Pain is temporary, failure lasts forever

Lean, agile living for the running mother of Peter


Is everything on the product backlog a story?

Well, that depends... The reason you have the product backlog is that stakeholders have something to prioritize and so stakeholders get a rough sense when stuff will be available in a release.

The reason you have stories on the product backlog is that the format allows non developers to understand which user needs will be addressed. We specify who, what and why.

So to be able to answer the question if everything is a story, you need to ask yourself if everything you want to build can be expressed in that way. Of course, everything can be expressed in that manor, but sometimes it makes it just harder to read.

For example, the users wanted to switch columns in a grid. Well, of course you could write that as a story but as both developers and user understood "Change column order in usage quantity grid", why applying a format which in that case does not add to the readability.

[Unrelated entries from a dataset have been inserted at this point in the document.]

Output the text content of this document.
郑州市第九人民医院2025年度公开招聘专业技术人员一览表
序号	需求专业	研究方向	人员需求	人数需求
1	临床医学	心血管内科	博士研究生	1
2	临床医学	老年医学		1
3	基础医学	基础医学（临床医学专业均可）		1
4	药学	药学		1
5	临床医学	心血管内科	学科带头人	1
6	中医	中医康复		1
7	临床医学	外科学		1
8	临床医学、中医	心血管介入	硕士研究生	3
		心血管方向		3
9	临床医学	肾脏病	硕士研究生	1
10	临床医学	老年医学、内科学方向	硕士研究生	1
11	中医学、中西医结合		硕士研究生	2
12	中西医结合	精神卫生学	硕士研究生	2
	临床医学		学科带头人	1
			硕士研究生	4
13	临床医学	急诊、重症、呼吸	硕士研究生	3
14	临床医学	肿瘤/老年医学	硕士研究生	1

It is often the same with defects or bugs or what ever you want to call it. I'm later going into the question if you should have bugs on your backlog (well, of course you shouldn't have defects in your system but you shouldn't have eaten that last sandwich either...) but if you do have bugs or defects on your backlog, writing them as stories probably just decreases the readability. The user knows (if they've experienced the problem) know what problem they want to be fixed.

And then there is all the other stuff. Like upgrading the test or development environment. Here I suggest a hybrid: for techie stuff: always include the why. Like for instance upgrading to SQL Server 2008: why should we do that? Otherwise non techies cannot see the benefit and therefor not rank it.